Diabetic polyneuropathy (DPN) is the most common neuropathy in the Western world, developing eventually in approximately 50% of all diabetes patients. DPN is most commonly characterized by a progressive loss of distal sensation correlating with loss of sensory axons, followed, in severe cases, by motor weakness and motor axonal loss.
As with most complications of diabetes, duration and severity of hyperglycemia is directly correlated with degree of symptomatology. However, given that up to 18% of patients with newly diagnosed diabetes already have symptoms of pain in their lower extremities, is DPN occurring during the prediabetic stage?
When attempting to answer this question, it’s enlightening to look at the relationship between DPN and impaired glycemia (IG). IG characterizes the prediabetic stage, and includes impaired fasting glucose and/or an abnormal oral glucose tolerance test (OGTT). The correlation of DPN with IG is important for two reasons; it could potentially alter how the diagnosis of diabetes should be made and it would provide a reason to treat IG with medications versus the currently recommended approach of lifestyle change alone.
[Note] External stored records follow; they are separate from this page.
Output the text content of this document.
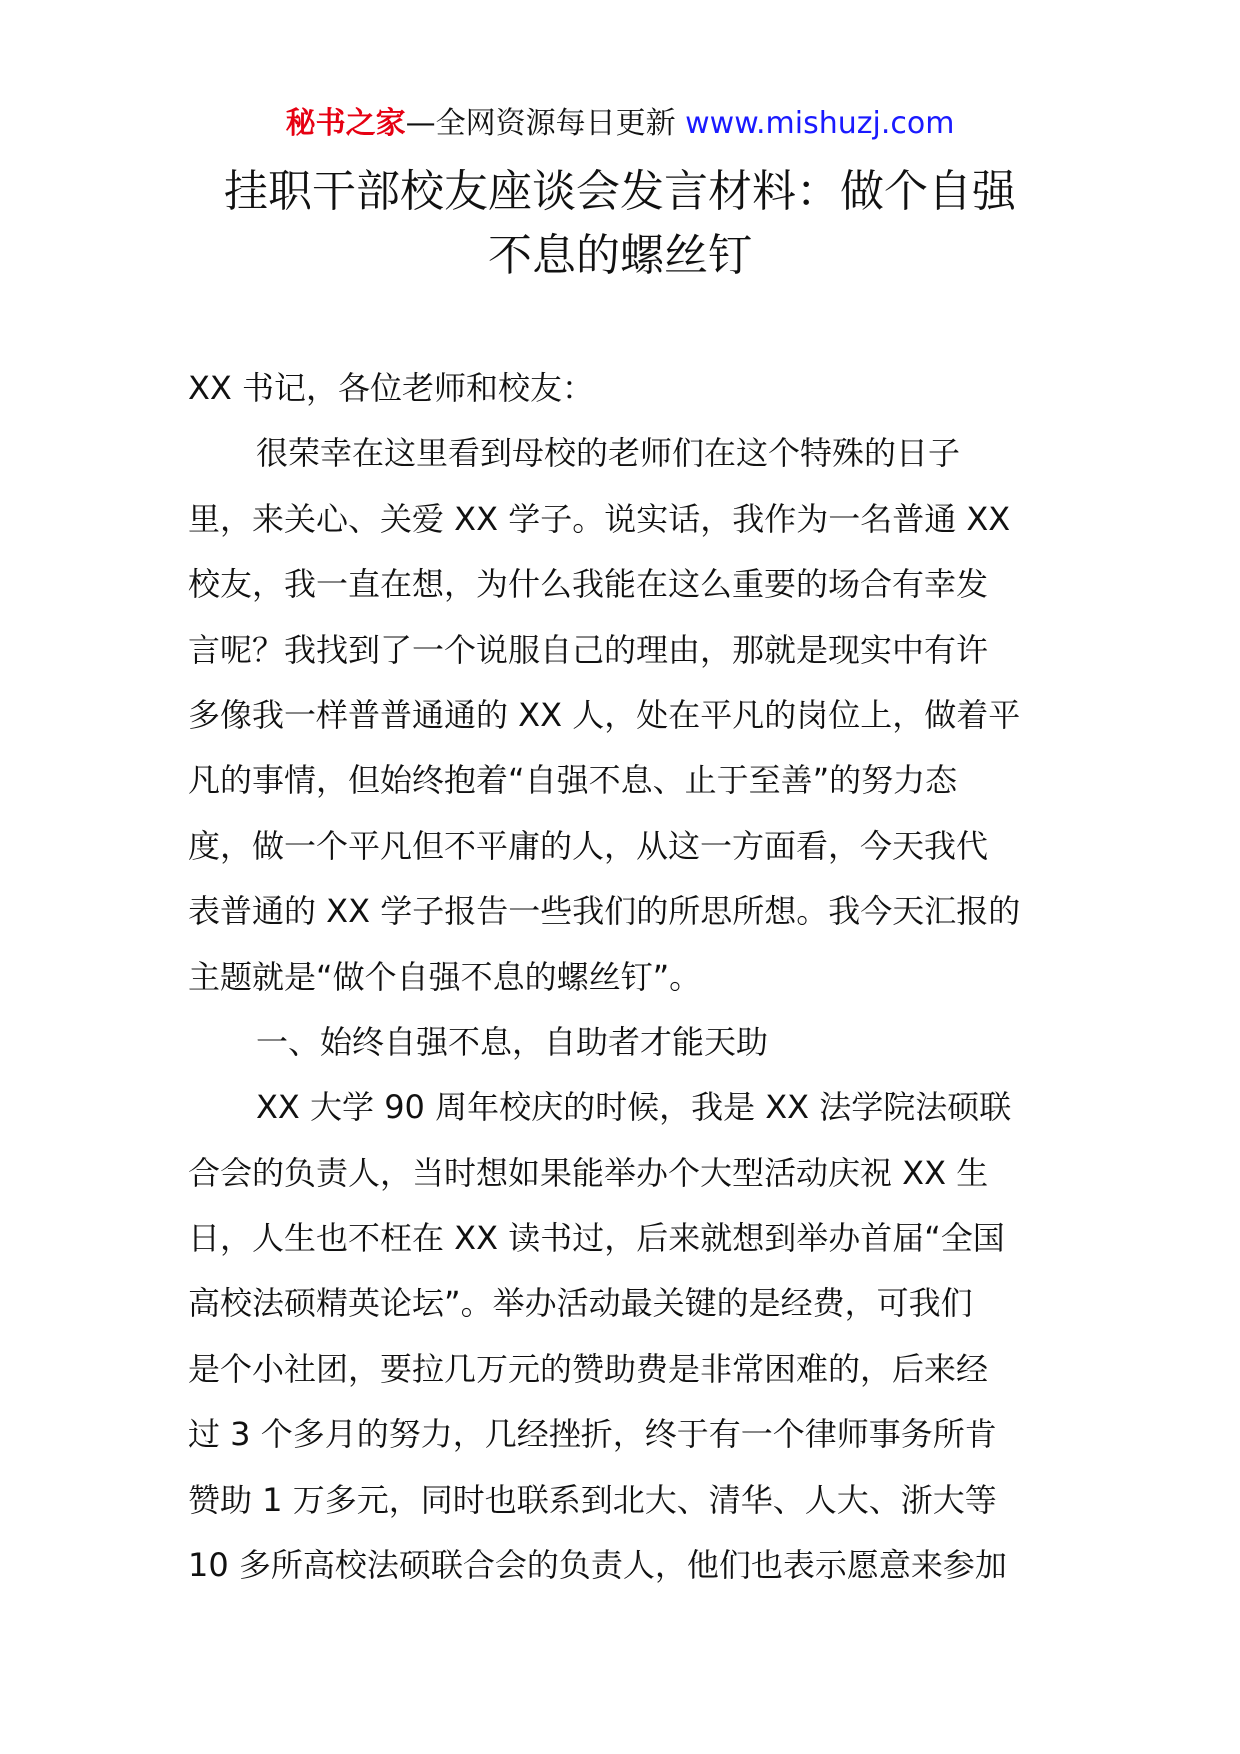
秘书之家—全网资源每日更新 www.mishuzj.com
挂职干部校友座谈会发言材料：做个自强
不息的螺丝钉
XX 书记，各位老师和校友：
很荣幸在这里看到母校的老师们在这个特殊的日子
里，来关心、关爱 XX 学子。说实话，我作为一名普通 XX
校友，我一直在想，为什么我能在这么重要的场合有幸发
言呢？我找到了一个说服自己的理由，那就是现实中有许
多像我一样普普通通的 XX 人，处在平凡的岗位上，做着平
凡的事情，但始终抱着“自强不息、止于至善”的努力态
度，做一个平凡但不平庸的人，从这一方面看，今天我代
表普通的 XX 学子报告一些我们的所思所想。我今天汇报的
主题就是“做个自强不息的螺丝钉”。
一、始终自强不息，自助者才能天助
XX 大学 90 周年校庆的时候，我是 XX 法学院法硕联
合会的负责人，当时想如果能举办个大型活动庆祝 XX 生
日，人生也不枉在 XX 读书过，后来就想到举办首届“全国
高校法硕精英论坛”。举办活动最关键的是经费，可我们
是个小社团，要拉几万元的赞助费是非常困难的，后来经
过 3 个多月的努力，几经挫折，终于有一个律师事务所肯
赞助 1 万多元，同时也联系到北大、清华、人大、浙大等
10 多所高校法硕联合会的负责人，他们也表示愿意来参加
This correlation has been controversial due to methodologic concerns and varied results. However, one recent study set out to clarify this controversy, hypothesizing that since IG typically evolves into type 2 diabetes mellitus (T2DM), that IG itself causes micro-vessel complications.
In this trial, Mayo Clinic researchers identified 174 patients with IG (fasting glucose 100 to126 mg/dL, 2-hour OGTT glucose levels 140 to 200 mg/dL and HbA1c <6.5%), 218 patients with newly diagnosed overt diabetes, and 150 patients with normal fasting glucose and normal 2-hour OGTT. The frequency of abnormal electrodiagnostic and quantitative sensory testing was similar in the normal and IG groups (2.0% and 1.7%), and was significantly lower in both groups than in the overt diabetes group (7.8%). Thus, data did not support the hypothesis that IG causes DPN.
This Mayo Clinic study implies that IG likely does not independently cause DPN — but what are current clinical practices for evaluating distal symmetric polyneuropathy? A University of Michigan study examined how the diagnostic approach differs among physicians. They found that neurologists were significantly more likely to order more overall tests than internists (16.5% vs 14.5%), and in particular, significantly more oral glucose tolerance tests than internists (28.6% vs 4.1%). Conversely, there was a nonsignificant trend for internists being more likely to order brain and spine MRIs than neurologists (19.8% vs 12.8%).
The implications of these studies are revealing. If IG is not associated with DPN, then why perform diagnostic tests such as OGTT as part of the DPN workup? Apparently, internists are appropriately abstaining from ordering these tests when they are not otherwise suspicious for diabetes. The practical implication is that patients without diabetes with IG that present with a distal symmetric polyneuropathy should have investigations done to seek out a non-diabetes-related cause. IG and overt diabetes are not one and the same to our knowledge, and practitioners should adhere to American Diabetes Association guidelines when trying to relate DPN symptoms to blood sugar abnormalities.
Dyck PJ, et al. The prevalence by staged severity of various types of diabetic neuropathy, retinopathy, and nephropathy in a population-based cohort: the rochester diabetic neuropathy study. Neurology. 1993;43:817-824. Edwards JL, et al. Diabetic neuropathy: mechanisms to management. Pharmacol Ther. 2008;120:1-34.